О чем мы успели поговорить? Он, конечно, расспрашивал меня о моих делах. И я ему воодушевленно отвечал, делясь тем, что тогда для меня было важным и о чем сейчас уже не помню.

Что узнал я от деда? – О нем! – Почти ничего. Запал в память только один эпизод, спокойно и с усмешкой рассказанный им. Допрашивал его следователь, еще совсем молодой. И в какой-то момент, пытаясь защититься, дед сказал: «А как же Конституция?» И услышал в ответ: «Подотрись ты своей Конституцией!»

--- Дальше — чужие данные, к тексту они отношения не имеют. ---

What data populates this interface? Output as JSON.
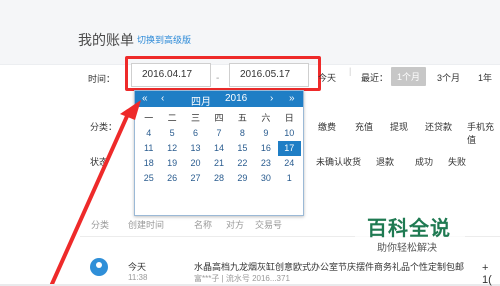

Эта, с осязательной зримостью вспыхнувшая передо мной, сцена так обожгла меня, что, может быть, заслонила или оттеснила какие-то другие моменты нашей беседы. Но и развернуться-то ей – не было времени. Встреча после долгой разлуки расплескивается в мелочах, в чем-то сиюминутном. До самого важного дело не доходит. Потому не услыхал я того, что – теперь уверен – хотел бы мне поведать дед. И два его образа в моем представлении не совмещаются. Один, – относящийся к концу тридцатых, когда он, поседевший, но высокий и подтянутый (военврач, в петлицах две шпалы) приезжал к нам в Ленинград; а другой – к концу пятидесятых (к эпохе «позднего реабилитанса»), когда он стал ссутулившимся, придавленным годами стариком, – для меня – навсегда одиноко стоящим на снежной белизне…

Что пролегло между нами? И что было до этого?

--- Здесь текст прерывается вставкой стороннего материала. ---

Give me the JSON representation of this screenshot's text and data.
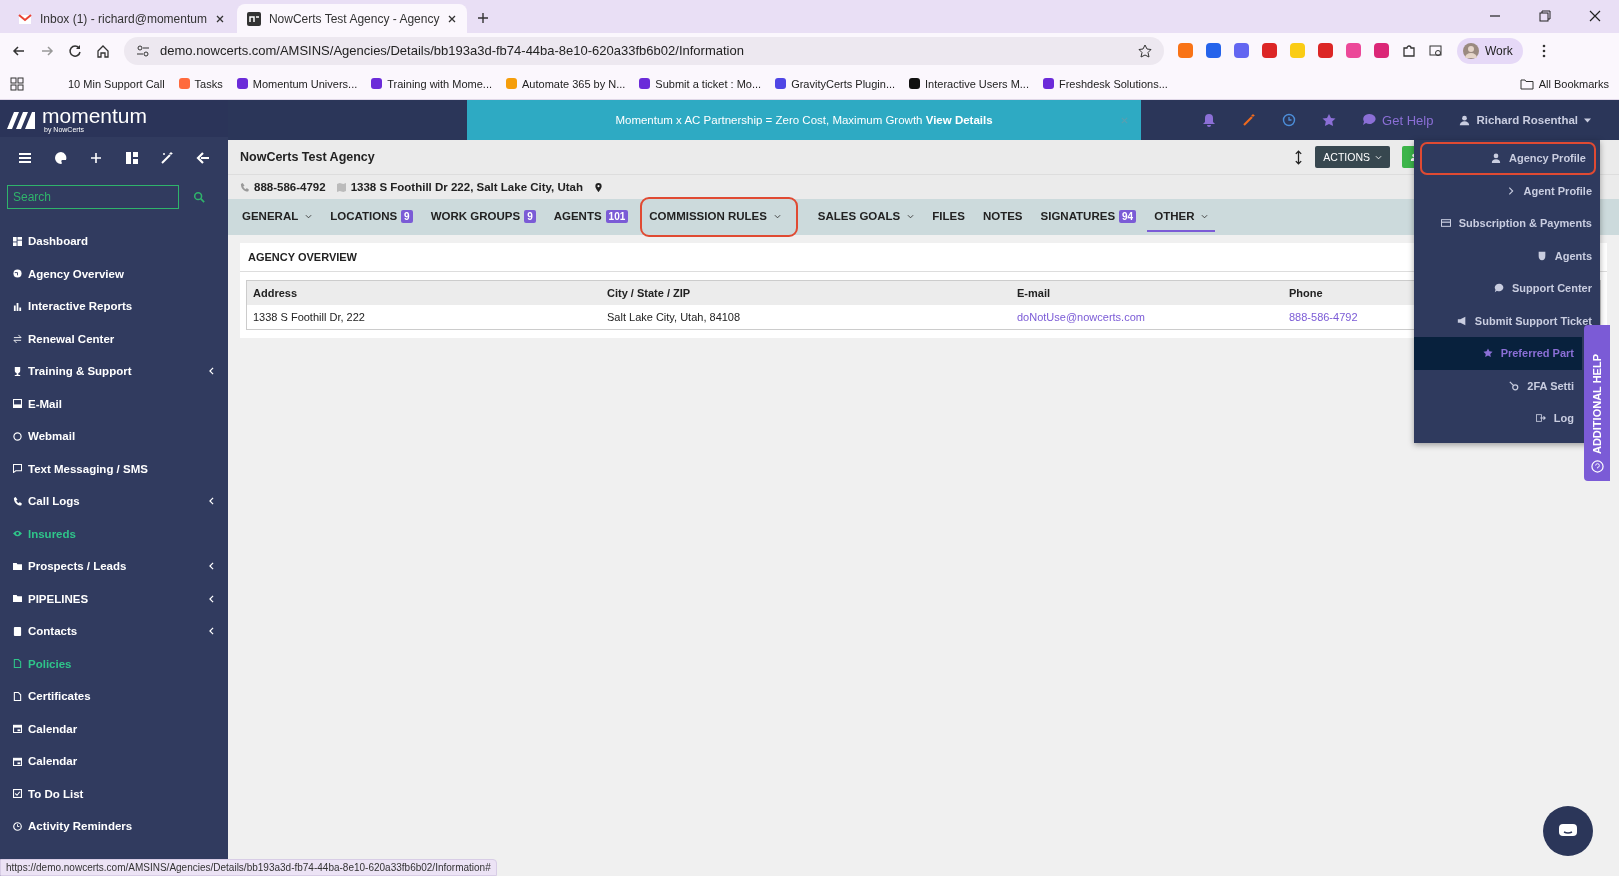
{
  "browser": {
    "tabs": [
      {
        "title": "Inbox (1) - richard@momentum",
        "selected": false
      },
      {
        "title": "NowCerts Test Agency - Agency",
        "selected": true
      }
    ],
    "url": "demo.nowcerts.com/AMSINS/Agencies/Details/bb193a3d-fb74-44ba-8e10-620a33fb6b02/Information",
    "profile": "Work",
    "bookmarks": [
      {
        "label": "10 Min Support Call"
      },
      {
        "label": "Tasks",
        "color": "#ff6a3d"
      },
      {
        "label": "Momentum Univers...",
        "color": "#6b2bd9"
      },
      {
        "label": "Training with Mome...",
        "color": "#6b2bd9"
      },
      {
        "label": "Automate 365 by N...",
        "color": "#f59e0b"
      },
      {
        "label": "Submit a ticket : Mo...",
        "color": "#6b2bd9"
      },
      {
        "label": "GravityCerts Plugin...",
        "color": "#4f46e5"
      },
      {
        "label": "Interactive Users M...",
        "color": "#111111"
      },
      {
        "label": "Freshdesk Solutions...",
        "color": "#6b2bd9"
      }
    ],
    "all_bookmarks": "All Bookmarks",
    "extensions": [
      {
        "color": "#f97316"
      },
      {
        "color": "#2563eb"
      },
      {
        "color": "#6366f1"
      },
      {
        "color": "#dc2626"
      },
      {
        "color": "#facc15"
      },
      {
        "color": "#dc2626"
      },
      {
        "color": "#ec4899"
      },
      {
        "color": "#db2777"
      }
    ],
    "status_url": "https://demo.nowcerts.com/AMSINS/Agencies/Details/bb193a3d-fb74-44ba-8e10-620a33fb6b02/Information#"
  },
  "app": {
    "brand": "momentum",
    "brand_sub": "by NowCerts",
    "search": {
      "placeholder": "Search"
    },
    "sidebar": [
      {
        "label": "Dashboard",
        "highlighted": false,
        "expandable": false
      },
      {
        "label": "Agency Overview",
        "highlighted": false,
        "expandable": false
      },
      {
        "label": "Interactive Reports",
        "highlighted": false,
        "expandable": false
      },
      {
        "label": "Renewal Center",
        "highlighted": false,
        "expandable": false
      },
      {
        "label": "Training & Support",
        "highlighted": false,
        "expandable": true
      },
      {
        "label": "E-Mail",
        "highlighted": false,
        "expandable": false
      },
      {
        "label": "Webmail",
        "highlighted": false,
        "expandable": false
      },
      {
        "label": "Text Messaging / SMS",
        "highlighted": false,
        "expandable": false
      },
      {
        "label": "Call Logs",
        "highlighted": false,
        "expandable": true
      },
      {
        "label": "Insureds",
        "highlighted": true,
        "expandable": false
      },
      {
        "label": "Prospects / Leads",
        "highlighted": false,
        "expandable": true
      },
      {
        "label": "PIPELINES",
        "highlighted": false,
        "expandable": true
      },
      {
        "label": "Contacts",
        "highlighted": false,
        "expandable": true
      },
      {
        "label": "Policies",
        "highlighted": true,
        "expandable": false
      },
      {
        "label": "Certificates",
        "highlighted": false,
        "expandable": false
      },
      {
        "label": "Calendar",
        "highlighted": false,
        "expandable": false
      },
      {
        "label": "Calendar",
        "highlighted": false,
        "expandable": false
      },
      {
        "label": "To Do List",
        "highlighted": false,
        "expandable": false
      },
      {
        "label": "Activity Reminders",
        "highlighted": false,
        "expandable": false
      }
    ],
    "banner": {
      "text": "Momentum x AC Partnership = Zero Cost, Maximum Growth ",
      "link": "View Details"
    },
    "get_help": "Get Help",
    "user": "Richard Rosenthal",
    "agency_name": "NowCerts Test Agency",
    "actions": "ACTIONS",
    "phone": "888-586-4792",
    "address": "1338 S Foothill Dr 222, Salt Lake City, Utah",
    "tabs": [
      {
        "label": "GENERAL",
        "dropdown": true,
        "selected": false,
        "annotated": false
      },
      {
        "label": "LOCATIONS",
        "badge": "9",
        "dropdown": false,
        "selected": false,
        "annotated": false
      },
      {
        "label": "WORK GROUPS",
        "badge": "9",
        "dropdown": false,
        "selected": false,
        "annotated": false
      },
      {
        "label": "AGENTS",
        "badge": "101",
        "dropdown": false,
        "selected": false,
        "annotated": false
      },
      {
        "label": "COMMISSION RULES",
        "dropdown": true,
        "selected": false,
        "annotated": true
      },
      {
        "label": "SALES GOALS",
        "dropdown": true,
        "selected": false,
        "annotated": false
      },
      {
        "label": "FILES",
        "dropdown": false,
        "selected": false,
        "annotated": false
      },
      {
        "label": "NOTES",
        "dropdown": false,
        "selected": false,
        "annotated": false
      },
      {
        "label": "SIGNATURES",
        "badge": "94",
        "dropdown": false,
        "selected": false,
        "annotated": false
      },
      {
        "label": "OTHER",
        "dropdown": true,
        "selected": true,
        "annotated": false
      }
    ],
    "overview": {
      "title": "AGENCY OVERVIEW",
      "columns": [
        "Address",
        "City / State / ZIP",
        "E-mail",
        "Phone"
      ],
      "rows": [
        [
          "1338 S Foothill Dr, 222",
          "Salt Lake City, Utah, 84108",
          "doNotUse@nowcerts.com",
          "888-586-4792"
        ]
      ]
    },
    "user_menu": [
      {
        "label": "Agency Profile",
        "highlighted": false,
        "annotated": true
      },
      {
        "label": "Agent Profile",
        "highlighted": false,
        "annotated": false
      },
      {
        "label": "Subscription & Payments",
        "highlighted": false,
        "annotated": false
      },
      {
        "label": "Agents",
        "highlighted": false,
        "annotated": false
      },
      {
        "label": "Support Center",
        "highlighted": false,
        "annotated": false
      },
      {
        "label": "Submit Support Ticket",
        "highlighted": false,
        "annotated": false
      },
      {
        "label": "Preferred Part",
        "highlighted": true,
        "annotated": false
      },
      {
        "label": "2FA Setti",
        "highlighted": false,
        "annotated": false
      },
      {
        "label": "Log",
        "highlighted": false,
        "annotated": false
      }
    ],
    "help_tab": "ADDITIONAL HELP"
  }
}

Дома у нас, до 38-го года, когда деда забрали, висел его овальный фотопортрет в неширокой черной раме. На меня с требовательной серьезностью смотрело лицо с ежиком темных волос. От отца мне было известно: это мой дед – по выходе из тюрьмы. Сидел за участие в революционном движении. Вот ведь… И при царе – был неугоден. И при советах… Никогда мне уже не узнать, как сам дед объяснил бы это…

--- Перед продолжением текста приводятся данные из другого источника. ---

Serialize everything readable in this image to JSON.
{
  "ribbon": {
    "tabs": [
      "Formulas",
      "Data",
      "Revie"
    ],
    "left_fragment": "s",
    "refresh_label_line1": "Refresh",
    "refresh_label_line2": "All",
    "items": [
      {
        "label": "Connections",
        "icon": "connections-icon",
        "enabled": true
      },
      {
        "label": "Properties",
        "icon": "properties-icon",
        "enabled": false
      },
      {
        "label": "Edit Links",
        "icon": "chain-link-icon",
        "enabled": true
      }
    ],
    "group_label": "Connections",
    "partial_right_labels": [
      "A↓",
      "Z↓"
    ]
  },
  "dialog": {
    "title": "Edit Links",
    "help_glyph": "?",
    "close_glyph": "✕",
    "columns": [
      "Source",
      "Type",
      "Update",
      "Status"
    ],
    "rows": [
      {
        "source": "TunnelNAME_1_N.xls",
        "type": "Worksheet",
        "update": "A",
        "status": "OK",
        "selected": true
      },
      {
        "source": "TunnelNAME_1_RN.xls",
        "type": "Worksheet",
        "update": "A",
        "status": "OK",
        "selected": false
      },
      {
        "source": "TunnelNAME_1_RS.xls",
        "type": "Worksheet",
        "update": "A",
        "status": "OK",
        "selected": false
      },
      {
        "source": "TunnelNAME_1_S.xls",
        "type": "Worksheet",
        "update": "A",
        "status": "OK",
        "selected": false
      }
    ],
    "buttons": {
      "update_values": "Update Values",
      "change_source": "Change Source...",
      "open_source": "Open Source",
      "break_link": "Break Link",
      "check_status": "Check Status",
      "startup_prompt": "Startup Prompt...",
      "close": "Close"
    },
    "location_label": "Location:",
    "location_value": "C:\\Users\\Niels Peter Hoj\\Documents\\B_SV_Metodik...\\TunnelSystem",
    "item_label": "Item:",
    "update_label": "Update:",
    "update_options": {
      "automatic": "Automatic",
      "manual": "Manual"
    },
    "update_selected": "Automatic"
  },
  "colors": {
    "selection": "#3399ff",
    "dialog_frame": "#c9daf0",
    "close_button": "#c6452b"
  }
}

На прощанье он подарил мне очешник. Самодельный, поразительно искусно вырезанный там, в местах ссылки. Каким-то зеком-умельцем. С монограммой: ИВМ (Иван Васильевич Мочалов) сверху и с надписью по латыни на внутренней стороне крышки:

«In medias res.» – По самой сути, без околичностей.

…А женщина, к которой я спешил, получила доказательство привязанности к ней. И непонятно, что больше: была ли обрадована или удивлена моим – в обещанный срок – возвращением…

* * *

Прошло время. И автор смотрит на себя прошлого, как на своего героя: он отдалился от самого себя и может – в каких-то случаях – произвести замену местоимения первого лица на местоимение третьего. Не «я», а «он». И если даже герой говорит «я», то это всё равно «он». Потому что автор живет по своему адресу, там, где прописан. А герой прописан в книге…

* * *

Он говорил: так я ничего и не успел – имея в виду, что жизнь уже на излете, – в надежде услышать Её опровержение. Но Она, – избранница «на всю оставшуюся жизнь» после томительных лет его вдовства, молчала. А ведь ему только и надо было – Её признание. Именно Её. Потому что он преклонялся перед Ней… Но, может быть, и вообще, думал он, не нужно признания со стороны многих. Быть кумиром тысяч и миллионов – сомнительная честь и участь. Вполне достаточно, чтобы у тебя был один читатель, чтобы он тебя понимал и любил. И если нас принимает хотя бы один человек, – это уже путь ко всем. Пусть не буквально, но в принципе. Важно убедиться, что твой звук находит соответствующий отзвук, или зов – отзыв. В этом главное.

* * *

Картины и мелодии пути. Картин – много. Их невозможно представить все вместе. Одна сменяет другую. Мелодия – общая. Настроение непрерывное. Скажем, тональность начинающейся, кое-где уже пробившейся желтизной, осени.

* * *

Очевидно, с читателем нужно уметь играть. Читатель любит, чтобы с ним играли. И хорошо, когда и самому писателю играть интересно. Это игровое начало очень сильно в ряде не столь давних прозаических вещей. Например, у Катаева – «Алмазный мой венец», где читателю почти предложена викторина: загадки или задачки на раскрытие прозвищ-псевдонимов. Наша интеллигенция может тешить себя тем, что разгадала (разоблачила) стольких-то реальных персонажей. Здесь есть свое соревнование, своя шкала самоутверждения в успехе. Всё это к тому же приправлено анекдотами, рассказанными очень вкусно.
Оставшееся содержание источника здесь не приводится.